L170: In this paragraph, it is not clear how do you predict spatially the soil depth.
L171: It is not clear for me which PTF you assign for each pixel of your study area. If I have well understood your study, you first spatialized SOC stocks in the upper 0-20cm horizon using QRF model, then you used PTF to assess SOC stocks for the whole profile, right? First, I suggest adding the use of PTF in the workflow of figure 1. Second, the stratification by bedrock type and elevation is debatable. Are these two parameters the only ones that control soil properties and stratification? Coarse content is more dependent on geomorphic processes rather than bedrock and elevation.
L177: Why did you choose linear regression for FE density while you used exponential decline for SOC content?
L218: “humus-indictor map” → “humus-indicator map”.
L260: What does the activation of this option mean?
L276: Did you exclude the pixels out of AOA from your analysis?
L294: Did you predict SOC in forests?
L298: I am not familiar with such studies, but did you see: https://doi.org/10.21425/F5FBG61746 ?
L300: This pseudo-zero method needs further clarification. How did you choose the site? Did you attribute a stock of 0?
L303: Did the forest soil data be used for model calibration?
L324: No comma or conjunction after 0.49
L329: “negligable” → “negligible”)
L329: “among [the covariates]”?
L377: Can you give in supplementary the elevational density of your samples? Some elevations may be underrepresented in your dataset.
L399: The discussion needs more in-depth mechanisms explanation and not just a repetition of the results with a comparison of other studies.
L403: Can you give an estimated value of SOC stocks at national scale for comparison?
L415: What do you [they] mean by “managed” grassland?
L419: Yes, illustrating the crucial role to integrate the coarse fragments content, especially rocks and stone.
L425: And what about petrogenic organic matter?
L432-436: Did you try to compare the model results in high elevation with and without integrating pseudo-zero samples?
L451: Landolt-R is not really an estimation of the parent material properties.

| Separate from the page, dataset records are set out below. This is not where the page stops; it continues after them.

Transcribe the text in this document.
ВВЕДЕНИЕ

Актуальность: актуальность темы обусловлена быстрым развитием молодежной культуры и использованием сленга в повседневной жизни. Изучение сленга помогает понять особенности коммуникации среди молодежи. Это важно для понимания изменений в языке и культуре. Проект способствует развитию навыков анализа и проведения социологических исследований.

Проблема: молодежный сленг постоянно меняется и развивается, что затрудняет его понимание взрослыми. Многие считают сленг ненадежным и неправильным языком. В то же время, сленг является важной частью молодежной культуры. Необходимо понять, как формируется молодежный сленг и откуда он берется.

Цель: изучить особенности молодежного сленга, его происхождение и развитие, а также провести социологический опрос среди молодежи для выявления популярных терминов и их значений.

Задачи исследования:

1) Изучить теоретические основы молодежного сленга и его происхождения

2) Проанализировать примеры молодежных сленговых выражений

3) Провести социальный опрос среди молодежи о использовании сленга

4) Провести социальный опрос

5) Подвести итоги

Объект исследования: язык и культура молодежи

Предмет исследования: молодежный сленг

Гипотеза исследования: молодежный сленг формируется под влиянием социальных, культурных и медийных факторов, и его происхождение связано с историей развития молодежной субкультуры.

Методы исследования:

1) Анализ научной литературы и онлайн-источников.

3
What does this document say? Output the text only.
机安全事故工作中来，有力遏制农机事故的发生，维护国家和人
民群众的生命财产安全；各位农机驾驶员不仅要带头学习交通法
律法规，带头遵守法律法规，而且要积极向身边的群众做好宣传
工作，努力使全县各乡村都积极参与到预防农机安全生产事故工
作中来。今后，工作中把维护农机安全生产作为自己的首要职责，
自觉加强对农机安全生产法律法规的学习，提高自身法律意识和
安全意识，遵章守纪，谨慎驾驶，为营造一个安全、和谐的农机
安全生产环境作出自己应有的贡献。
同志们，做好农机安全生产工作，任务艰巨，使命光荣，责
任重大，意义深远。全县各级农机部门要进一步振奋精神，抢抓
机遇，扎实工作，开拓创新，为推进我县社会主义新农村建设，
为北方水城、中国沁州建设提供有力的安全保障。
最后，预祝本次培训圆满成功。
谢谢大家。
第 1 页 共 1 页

L451-460: What are the uncertainties of Landolt-R and Landolt-H variables? Did you integrate these uncertainties into your model?
L471: Are there any bog and mire samples in your training dataset?
L497: pH conditions on carbonate bedrock could also limit microbial decomposition if they are too alkaline. See “optimal windows” from https://doi.org/10.1007/s10533-017-0410-1
L509: yes, but plant communities also depend of SOC content…
L515: Beware of circular reasoning: you predicted SOC using a variable that indicates high SOC content…
L530: And also the uncertainties due to the covariates themselves.
L549: Yes but this estimation remains highly uncertain, you didn’t estimate the soil depth.
L560: The spatial distribution of residuals was only assessed through visual representation. Did you use Moran’s I test to assess spatial autocorrelation?
L568: Did you sample bogs and fens in your study?
L595: This is only true for upper grasslands. What about grasslands just above the treeline?
L599: I agree but the time scale between soil formation and SOC accumulation could be very different.
L609: You mean that MAOC could be saturated in alpine soils? This seems rather unlikely, given that such results are rarely observed at low elevations.
L622: The conclusion is concise, clear and summarizes well the main findings of the study.
Figure 1: Why are “forest” and “water/ice” include as cover class although they are not analyzed in the study?
Figure 2: It is debatable and not common to predict the rock fraction using pedotransfer function. The relationship between coarse content and depth is not obvious and it is dependent on the coarse fragment considered (stone, blocks, pebbles, …).
Figure 6: SOC decreases the soil pH, so the more the SOC content, the lower the soil pH. Thus, SOC could also explain the soil pH and the vegetation preference, and not the opposite.